The multibillion dollar question in the Australia and New Zealand (ANZ) ICT industry is what path CIOs and IT decision makers will take to tackle the consumerisation of IT, says research firm IDC. As many are struggling to manage the proliferation of consumer devices invading the enterprise workspace, the implementation of bring-your-own-device (BYOD) policies is being viewed as one answer.
In a recent report, Analysing the Bring-Your-Own-Device Trends in Australia and New Zealand, IDC says more CIOs and IT decision makers are feeling the pressure to transform and conform to the top-down push by executives and bottom up demand from the general employees to support consumer technologies such as media tablets and smartphones.
"Widely publicised and high-profile BYOD case studies are further adding to the peer pressure, “ says Amy Cheah, market analyst, Infrastructure, IDC ANZ.
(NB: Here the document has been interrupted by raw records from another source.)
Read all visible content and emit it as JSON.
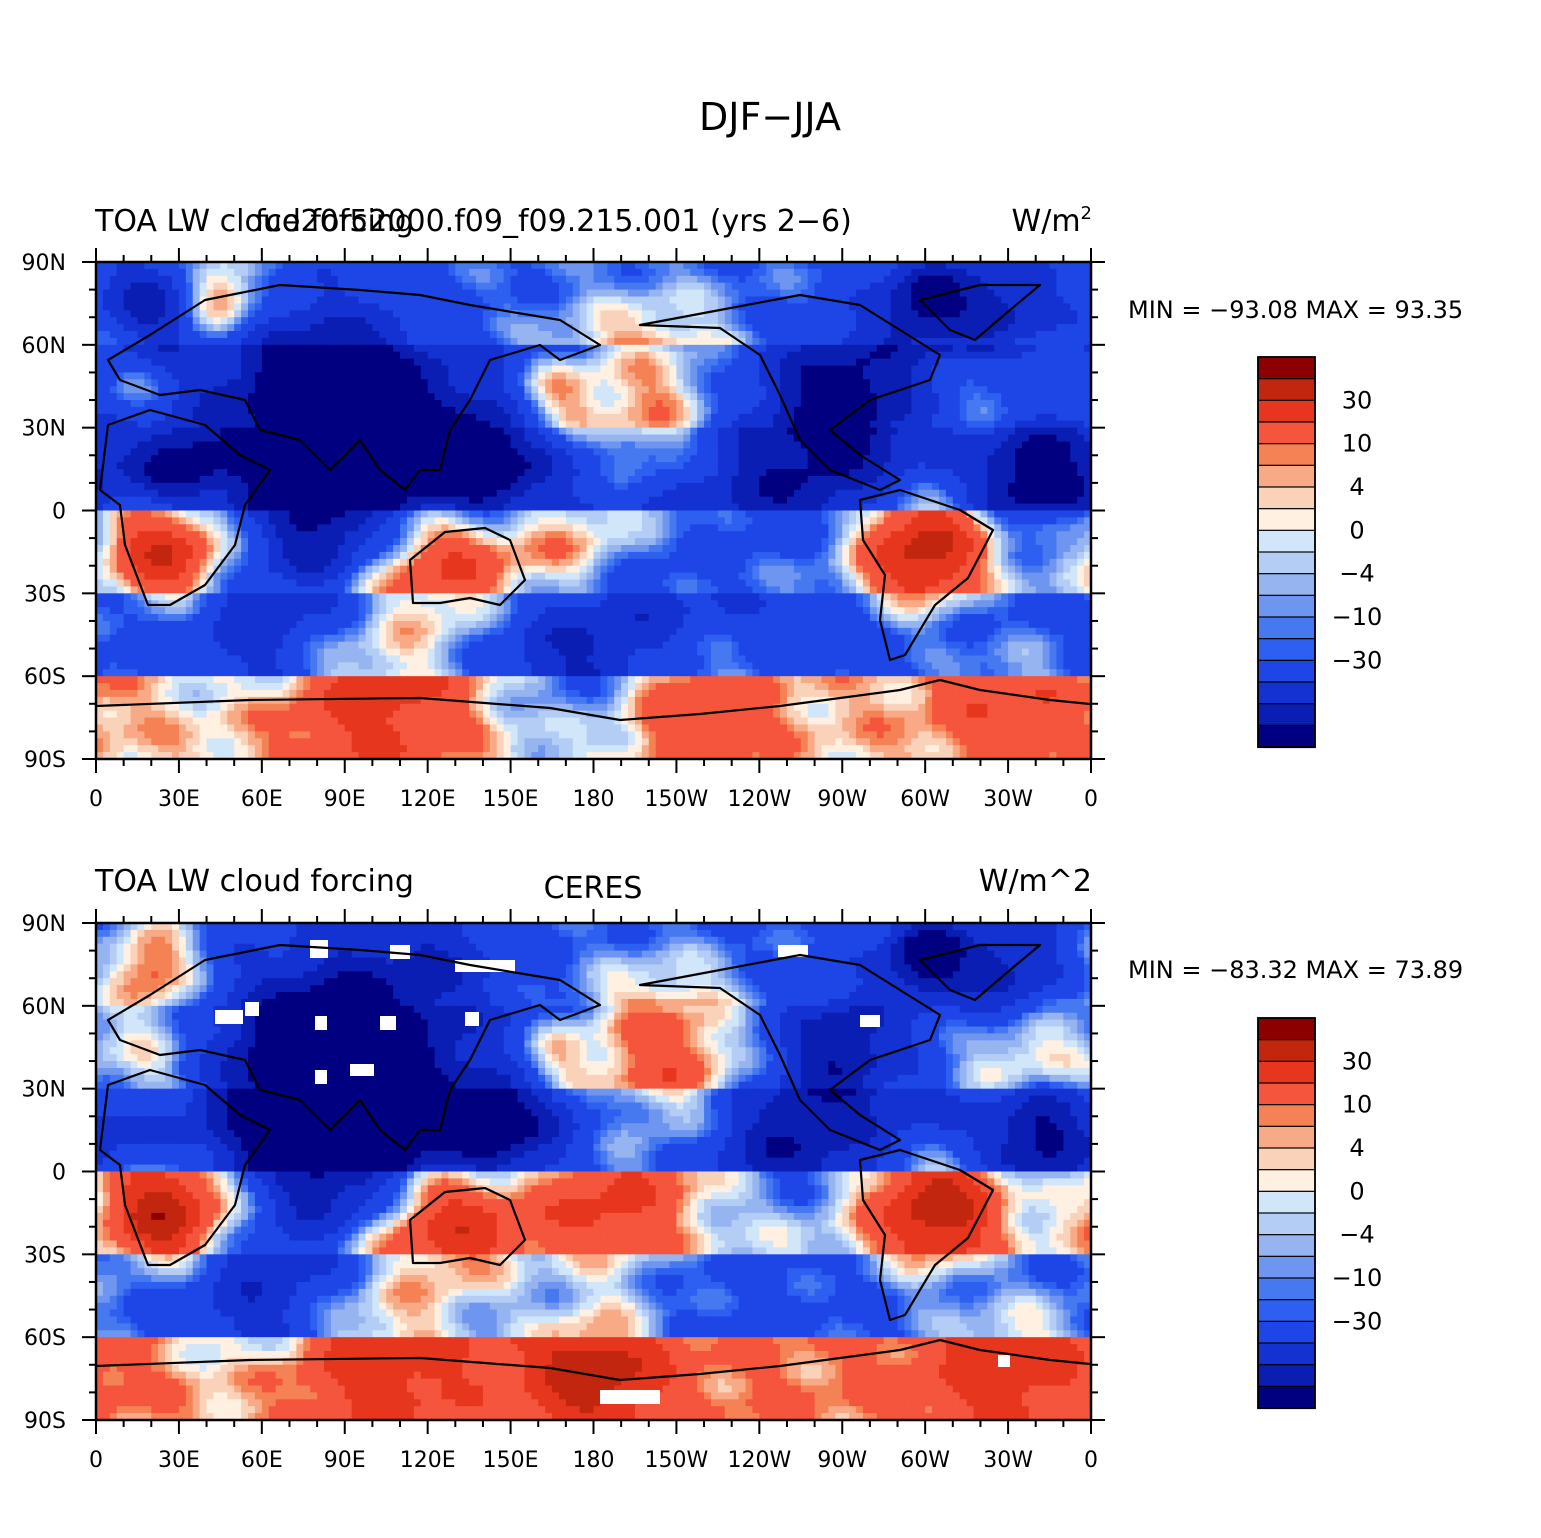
{
  "figure": {
    "title": "DJF−JJA"
  },
  "panels": [
    {
      "left_label": "TOA LW cloud forcing",
      "overlap_label": "fce20f52000.f09_f09.215.001 (yrs 2−6)",
      "center_label": "",
      "units": "W/m",
      "units_sup": "2",
      "min_max": "MIN = −93.08 MAX =   93.35",
      "field": {
        "bands": [
          {
            "lat": [
              60,
              90
            ],
            "base": -10,
            "blobs": [
              [
                20,
                75,
                -25,
                12
              ],
              [
                330,
                70,
                -30,
                14
              ],
              [
                300,
                75,
                -35,
                12
              ],
              [
                45,
                78,
                25,
                10
              ]
            ]
          },
          {
            "lat": [
              30,
              60
            ],
            "base": -20,
            "blobs": [
              [
                200,
                45,
                25,
                22
              ],
              [
                165,
                40,
                20,
                12
              ],
              [
                15,
                45,
                12,
                10
              ],
              [
                330,
                45,
                20,
                18
              ],
              [
                270,
                40,
                -30,
                16
              ],
              [
                80,
                45,
                -25,
                22
              ]
            ]
          },
          {
            "lat": [
              0,
              30
            ],
            "base": -25,
            "blobs": [
              [
                95,
                20,
                -40,
                25
              ],
              [
                140,
                15,
                -35,
                15
              ],
              [
                200,
                20,
                10,
                14
              ],
              [
                250,
                10,
                -12,
                18
              ],
              [
                340,
                15,
                -30,
                14
              ],
              [
                30,
                15,
                -25,
                10
              ]
            ]
          },
          {
            "lat": [
              -30,
              0
            ],
            "base": -5,
            "blobs": [
              [
                25,
                -15,
                35,
                14
              ],
              [
                130,
                -15,
                32,
                22
              ],
              [
                175,
                -15,
                18,
                15
              ],
              [
                300,
                -15,
                40,
                16
              ],
              [
                235,
                -10,
                -2,
                20
              ],
              [
                80,
                -10,
                -20,
                14
              ]
            ]
          },
          {
            "lat": [
              -60,
              -30
            ],
            "base": -15,
            "blobs": [
              [
                180,
                -45,
                -20,
                30
              ],
              [
                60,
                -45,
                -12,
                20
              ],
              [
                320,
                -40,
                -5,
                16
              ]
            ]
          },
          {
            "lat": [
              -90,
              -60
            ],
            "base": 5,
            "blobs": [
              [
                100,
                -66,
                18,
                25
              ],
              [
                215,
                -70,
                20,
                20
              ],
              [
                330,
                -66,
                15,
                20
              ],
              [
                100,
                -80,
                2,
                30
              ]
            ]
          }
        ]
      }
    },
    {
      "left_label": "TOA LW cloud forcing",
      "overlap_label": "",
      "center_label": "CERES",
      "units": "W/m^2",
      "units_sup": "",
      "min_max": "MIN = −83.32 MAX =   73.89",
      "field": {
        "bands": [
          {
            "lat": [
              60,
              90
            ],
            "base": -12,
            "blobs": [
              [
                20,
                75,
                25,
                12
              ],
              [
                330,
                70,
                -30,
                14
              ],
              [
                300,
                78,
                -40,
                10
              ],
              [
                120,
                75,
                -15,
                20
              ]
            ]
          },
          {
            "lat": [
              30,
              60
            ],
            "base": -15,
            "blobs": [
              [
                205,
                45,
                28,
                22
              ],
              [
                165,
                40,
                15,
                10
              ],
              [
                20,
                40,
                15,
                14
              ],
              [
                335,
                45,
                25,
                18
              ],
              [
                270,
                45,
                -25,
                14
              ],
              [
                80,
                45,
                -35,
                22
              ]
            ]
          },
          {
            "lat": [
              0,
              30
            ],
            "base": -25,
            "blobs": [
              [
                95,
                20,
                -45,
                25
              ],
              [
                145,
                15,
                -30,
                14
              ],
              [
                210,
                20,
                8,
                18
              ],
              [
                250,
                10,
                -15,
                16
              ],
              [
                340,
                15,
                -25,
                12
              ]
            ]
          },
          {
            "lat": [
              -30,
              0
            ],
            "base": 0,
            "blobs": [
              [
                25,
                -15,
                38,
                14
              ],
              [
                130,
                -15,
                30,
                20
              ],
              [
                185,
                -15,
                22,
                18
              ],
              [
                305,
                -15,
                38,
                16
              ],
              [
                80,
                -10,
                -15,
                14
              ]
            ]
          },
          {
            "lat": [
              -60,
              -30
            ],
            "base": -12,
            "blobs": [
              [
                180,
                -45,
                -2,
                30
              ],
              [
                60,
                -45,
                -15,
                20
              ],
              [
                320,
                -40,
                -8,
                16
              ]
            ]
          },
          {
            "lat": [
              -90,
              -60
            ],
            "base": 10,
            "blobs": [
              [
                100,
                -66,
                22,
                25
              ],
              [
                180,
                -72,
                28,
                18
              ],
              [
                330,
                -66,
                20,
                20
              ],
              [
                80,
                -78,
                -6,
                30
              ]
            ]
          }
        ]
      }
    }
  ],
  "colorbar": {
    "colors": [
      "#000080",
      "#0a1eb4",
      "#1432d2",
      "#1e46e6",
      "#2d5ff0",
      "#4678f0",
      "#6e96f0",
      "#96b4f0",
      "#b4cdf5",
      "#d2e6fa",
      "#fff0e1",
      "#fad2b9",
      "#f8aa87",
      "#f58255",
      "#f5553c",
      "#e6371e",
      "#c3260f",
      "#8c0000"
    ],
    "labels": [
      "30",
      "10",
      "4",
      "0",
      "−4",
      "−10",
      "−30"
    ]
  },
  "axes": {
    "y_ticks": [
      "90N",
      "60N",
      "30N",
      "0",
      "30S",
      "60S",
      "90S"
    ],
    "x_ticks": [
      "0",
      "30E",
      "60E",
      "90E",
      "120E",
      "150E",
      "180",
      "150W",
      "120W",
      "90W",
      "60W",
      "30W",
      "0"
    ]
  }
}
Cheah says one in every two organisations are intending to deploy official BYOD policies, be it pilots, or partial- to organisational-wide rollouts, in the next 18 months. "However, there is a disconnect between the assumptions and expectations held by CIOs and IT decision makers — and commonly by supply-side organisations — and the majority of employees when it comes to consumer technologies, device usage, and responsibility.”
She says IDC's Next Generation Workspace Ecosystem research has found only two out of 10 employees want to use their own device for work and for personal use, which means majority still prefer corporate issued devices.
For CIOs and IT decision makers intending to deploy BYOD strategies, the result will likely be a broader range of devices and operating systems (OS) connecting to the corporate network at a more frequent rate, considering the shorter life cycle of many consumer devices. This will be complemented by more frequent upgrades of OSs and the need to ensure that application performance as these upgrades occur.
"Whilst many expect BYOD to help reduce costs, these shorter life cycles will need to be managed carefully in order to mitigate any blowouts in support, application modernisation, and lost employee productivity," notes Cheah.
At the same time, she underscores the importance of implementing BYOD strategies that fully supported by the majority of employees. The report finds device policies that are flexible and accommodating of all users’ preferences are more likely to succeed.
“Choice" will be a defining characteristic of successful device policies in the future, says Cheah.